Kommt man darüber hinaus nach dieser gewichtigen Modifikation - Elefant statt Kamel - eines an Absurdität nicht zu überbietenden Sprichwortes womöglich dazu, einen gemeinen Elefanten mal nach seiner Befindlichkeit in Bezug auf diese Änderung zu befragen, so wird man vermutlich gleich mehrere gewichtige Statements bekommen.

Wie man denn überhaupt dazu käme, ihm eine solche Bürde aufzuerlegen. Er habe doch gerade erst bewiesen, dass er im Porzellanladen ganz gut zurechtgekommen sei. Er habe schließlich gezeigt, dass es für den Elefanten im Porzellanladen nur auf eine ausdauernde Geduld ankomme. Auf nichts anderes. Vorsicht vielleicht auch. Vorsicht aber, ist nur der kleine Bruder der Geduld.

Überhaupt solle man erstmal das Kamel in den Porzellanladen schicken, anstatt einen Elefanten durch das Nadelöhr. Aber ein richtig stolzer Elefant würde vermutlich sowieso ordentlich hinterfragen, was der ganze Unsinn, denn überhaupt soll. Ob man sich keine besseren Geschichten ins Blogs ausdenken könne. Ob man wirklich Kamele und Elefanten derart intellektuell missbrauchen müsse.

Und ein noch größerer, noch stolzerer Elefant, hat längst den Rüssel voll von diesem metaphorischen Müll. Er wird gar nichts dazu sagen. Eine Safari nach der anderen - und wetten, sie bekomme kein einziges Statement? Es geht sogar das Gerücht um, dass Elefanten von Porzellanläden und Nadelöhren noch nie etwas gehört haben. Aber, das ist nur ein Gerücht. Auch Kamelen sagt man das nach. Ein Kamel soll neulich sehr unwissend geschaut haben, als man ihm ein Nadelöhr vor die Nase gehalten hat.

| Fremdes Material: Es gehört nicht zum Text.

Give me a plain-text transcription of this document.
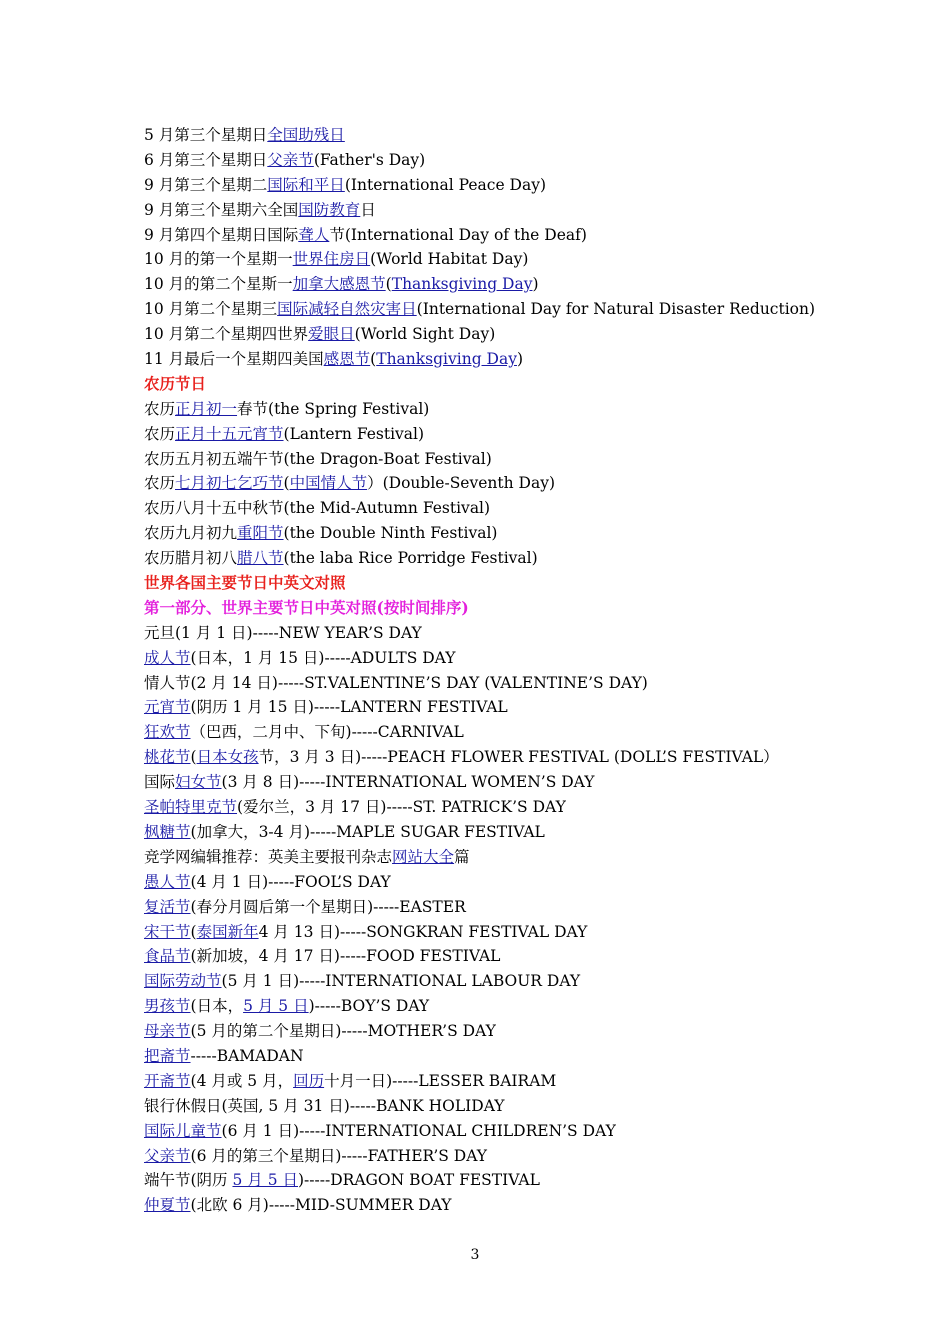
5 月第三个星期日全国助残日
6 月第三个星期日父亲节(Father's Day)
9 月第三个星期二国际和平日(International Peace Day)
9 月第三个星期六全国国防教育日
9 月第四个星期日国际聋人节(International Day of the Deaf)
10 月的第一个星期一世界住房日(World Habitat Day)
10 月的第二个星斯一加拿大感恩节(Thanksgiving Day)
10 月第二个星期三国际减轻自然灾害日(International Day for Natural Disaster Reduction)
10 月第二个星期四世界爱眼日(World Sight Day)
11 月最后一个星期四美国感恩节(Thanksgiving Day)
农历节日
农历正月初一春节(the Spring Festival)
农历正月十五元宵节(Lantern Festival)
农历五月初五端午节(the Dragon-Boat Festival)
农历七月初七乞巧节(中国情人节）(Double-Seventh Day)
农历八月十五中秋节(the Mid-Autumn Festival)
农历九月初九重阳节(the Double Ninth Festival)
农历腊月初八腊八节(the laba Rice Porridge Festival)
世界各国主要节日中英文对照
第一部分、世界主要节日中英对照(按时间排序)
元旦(1 月 1 日)-----NEW YEAR’S DAY
成人节(日本，1 月 15 日)-----ADULTS DAY
情人节(2 月 14 日)-----ST.VALENTINE’S DAY (VALENTINE’S DAY)
元宵节(阴历 1 月 15 日)-----LANTERN FESTIVAL
狂欢节（巴西，二月中、下旬)-----CARNIVAL
桃花节(日本女孩节，3 月 3 日)-----PEACH FLOWER FESTIVAL (DOLL’S FESTIVAL）
国际妇女节(3 月 8 日)-----INTERNATIONAL WOMEN’S DAY
圣帕特里克节(爱尔兰，3 月 17 日)-----ST. PATRICK’S DAY
枫糖节(加拿大，3-4 月)-----MAPLE SUGAR FESTIVAL
竞学网编辑推荐：英美主要报刊杂志网站大全篇
愚人节(4 月 1 日)-----FOOL’S DAY
复活节(春分月圆后第一个星期日)-----EASTER
宋干节(泰国新年4 月 13 日)-----SONGKRAN FESTIVAL DAY
食品节(新加坡，4 月 17 日)-----FOOD FESTIVAL
国际劳动节(5 月 1 日)-----INTERNATIONAL LABOUR DAY
男孩节(日本，5 月 5 日)-----BOY’S DAY
母亲节(5 月的第二个星期日)-----MOTHER’S DAY
把斋节-----BAMADAN
开斋节(4 月或 5 月，回历十月一日)-----LESSER BAIRAM
银行休假日(英国, 5 月 31 日)-----BANK HOLIDAY
国际儿童节(6 月 1 日)-----INTERNATIONAL CHILDREN’S DAY
父亲节(6 月的第三个星期日)-----FATHER’S DAY
端午节(阴历 5 月 5 日)-----DRAGON BOAT FESTIVAL
仲夏节(北欧 6 月)-----MID-SUMMER DAY
3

Es ist überhaupt nicht gut, wie wir Menschen diese animalischen Analogien ziehen. Besonders schlimm wird es, wenn wir persönlich werden, physikalisch, biologisch … Schmetterlinge im Bauch, Hummeln im Arsch oder Läuse, die unablässig über Lebern laufen. Vom „Vogel haben“ oder "´nen Affen kriegen" ganz zu schweigen. Und das harte Los der großen Säugetiere wiegt da besonders schwer.

Also, Schluss damit - Den Weg des Elefanten durch das Nadelöhr gibt es nicht. Es gibt auch keine Kamele in Porzellanläden. Und wissen sie was? Auch wenn sie diese Analogien jetzt wieder richtig zuordnen - sie sind dann nicht weniger absurd. Intellektuell sind die bestenfalls ein Mysterium rätselhaften Ursprungs. So wie manch ein Blogeintrag eines Dorfpoeten.